Both DSLRs and mirrorless cameras take a photo in a similar way: When you push down the shutter button, the mirror in a DSLR flips up (the classic “click” sound). Then, on both types of cameras, the shutter (7) opens, allowing light to hit the infrared filter (5) and the digital sensor (6). The shutter stays open for however long you or the camera has set it to – usually a fraction of a second – and then the shutter closes and the mirror in a DSLR flips back down, ready to take another photo. Meanwhile, the image has been transferred to the electronics (9) and then to your recording device (probably and SD card or similar).

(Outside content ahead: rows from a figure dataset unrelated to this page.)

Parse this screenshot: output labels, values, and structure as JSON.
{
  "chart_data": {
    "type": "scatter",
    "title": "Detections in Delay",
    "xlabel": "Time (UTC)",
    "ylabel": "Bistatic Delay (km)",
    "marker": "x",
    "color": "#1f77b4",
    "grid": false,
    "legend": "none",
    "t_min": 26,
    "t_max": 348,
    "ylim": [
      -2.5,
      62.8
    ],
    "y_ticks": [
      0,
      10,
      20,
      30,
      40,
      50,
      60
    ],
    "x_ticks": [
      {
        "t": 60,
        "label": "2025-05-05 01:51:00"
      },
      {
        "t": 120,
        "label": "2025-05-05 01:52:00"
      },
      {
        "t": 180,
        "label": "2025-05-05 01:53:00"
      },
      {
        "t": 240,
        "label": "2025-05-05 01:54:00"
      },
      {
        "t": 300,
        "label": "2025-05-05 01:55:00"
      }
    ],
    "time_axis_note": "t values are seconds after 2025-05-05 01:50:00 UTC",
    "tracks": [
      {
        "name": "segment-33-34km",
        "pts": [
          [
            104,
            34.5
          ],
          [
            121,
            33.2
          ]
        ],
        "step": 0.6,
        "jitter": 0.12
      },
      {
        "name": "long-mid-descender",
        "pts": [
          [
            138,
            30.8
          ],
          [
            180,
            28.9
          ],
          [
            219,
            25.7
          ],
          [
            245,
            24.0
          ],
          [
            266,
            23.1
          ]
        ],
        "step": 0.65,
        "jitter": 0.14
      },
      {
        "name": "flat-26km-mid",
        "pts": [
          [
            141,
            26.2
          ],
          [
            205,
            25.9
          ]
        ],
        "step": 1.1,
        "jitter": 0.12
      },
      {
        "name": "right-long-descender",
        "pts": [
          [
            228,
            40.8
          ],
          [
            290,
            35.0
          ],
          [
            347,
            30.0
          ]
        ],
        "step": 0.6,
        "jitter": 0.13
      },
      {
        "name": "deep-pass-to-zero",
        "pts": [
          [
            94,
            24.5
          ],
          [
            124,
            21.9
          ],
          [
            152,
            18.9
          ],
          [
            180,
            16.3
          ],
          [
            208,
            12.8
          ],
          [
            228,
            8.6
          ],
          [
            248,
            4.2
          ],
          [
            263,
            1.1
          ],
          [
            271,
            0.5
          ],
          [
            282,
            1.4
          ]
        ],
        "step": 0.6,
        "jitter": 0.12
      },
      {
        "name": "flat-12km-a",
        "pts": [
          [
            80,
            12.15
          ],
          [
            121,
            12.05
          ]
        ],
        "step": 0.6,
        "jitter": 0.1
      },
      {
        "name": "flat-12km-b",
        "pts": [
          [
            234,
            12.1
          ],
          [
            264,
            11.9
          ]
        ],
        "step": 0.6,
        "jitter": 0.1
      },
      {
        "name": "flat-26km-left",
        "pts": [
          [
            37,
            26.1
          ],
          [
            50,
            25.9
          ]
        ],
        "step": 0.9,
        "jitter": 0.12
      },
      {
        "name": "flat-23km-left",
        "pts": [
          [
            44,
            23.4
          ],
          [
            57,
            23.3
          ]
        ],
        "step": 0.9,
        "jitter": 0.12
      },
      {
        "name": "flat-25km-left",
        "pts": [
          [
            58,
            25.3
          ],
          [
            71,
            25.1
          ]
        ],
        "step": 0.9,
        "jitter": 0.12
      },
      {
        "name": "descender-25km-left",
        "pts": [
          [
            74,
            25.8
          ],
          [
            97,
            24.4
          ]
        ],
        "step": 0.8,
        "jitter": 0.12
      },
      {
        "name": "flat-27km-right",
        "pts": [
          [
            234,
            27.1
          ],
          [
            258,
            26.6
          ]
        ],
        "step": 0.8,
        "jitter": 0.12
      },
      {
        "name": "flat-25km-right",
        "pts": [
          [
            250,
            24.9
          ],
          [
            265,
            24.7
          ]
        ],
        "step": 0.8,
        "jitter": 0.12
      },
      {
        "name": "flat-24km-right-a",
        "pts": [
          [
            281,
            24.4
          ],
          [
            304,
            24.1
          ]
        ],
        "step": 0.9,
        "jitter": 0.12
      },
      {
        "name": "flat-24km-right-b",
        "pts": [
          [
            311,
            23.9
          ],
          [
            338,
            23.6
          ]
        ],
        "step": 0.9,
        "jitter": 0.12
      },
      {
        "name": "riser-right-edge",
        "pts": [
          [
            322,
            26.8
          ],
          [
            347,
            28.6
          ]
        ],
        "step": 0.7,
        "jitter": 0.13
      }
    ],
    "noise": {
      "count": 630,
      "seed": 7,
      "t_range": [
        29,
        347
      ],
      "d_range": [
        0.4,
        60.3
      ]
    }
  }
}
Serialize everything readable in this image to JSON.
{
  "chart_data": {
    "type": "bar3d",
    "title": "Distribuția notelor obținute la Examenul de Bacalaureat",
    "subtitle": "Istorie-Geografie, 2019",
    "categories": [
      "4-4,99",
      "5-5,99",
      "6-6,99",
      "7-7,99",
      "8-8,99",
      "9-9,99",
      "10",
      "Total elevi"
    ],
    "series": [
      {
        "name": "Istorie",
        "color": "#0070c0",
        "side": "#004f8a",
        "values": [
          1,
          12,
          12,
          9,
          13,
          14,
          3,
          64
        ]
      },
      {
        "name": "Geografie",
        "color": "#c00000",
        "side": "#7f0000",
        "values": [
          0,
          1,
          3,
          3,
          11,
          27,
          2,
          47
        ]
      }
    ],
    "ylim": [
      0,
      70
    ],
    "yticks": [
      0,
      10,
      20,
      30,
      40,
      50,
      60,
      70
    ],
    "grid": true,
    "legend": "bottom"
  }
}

See the diagram – it makes a lot more sense if you can see how it works!
Bridge and Point-and-Shoot Cameras
A bridge camera or a point-and-shoot camera works very similarly to a mirrorless camera. The light enters through the lens elements and aperture into the camera, hits the shutter/sensor, and is displayed on the screen or digital viewfinder. When you push the shutter button, the shutter opens for the desired amount of time, allowing the light to hit the sensor, and then closes, sending your photo to the SD card or internal memory. While the process is similar, everything is smaller than on a DSLR or a mirrorless camera. Sensors are frequently less than 1”.
Phone Cameras
Like bridge and point-and-shoot cameras, phone cameras have the same general method of taking photos. However, in a phone, due to space constraints, everything is on a micro scale, from the lens to the zoom to the aperture to the sensor. For example, the iPhone 8 has a 1/3” sensor. There is a push toward high quality on a small scale since cameras are frequently a selling point on most phones, so phone camera sensors are typically quite good quality even though you may not want to print the photos bigger than a postcard or a typical A4 or similar size paper.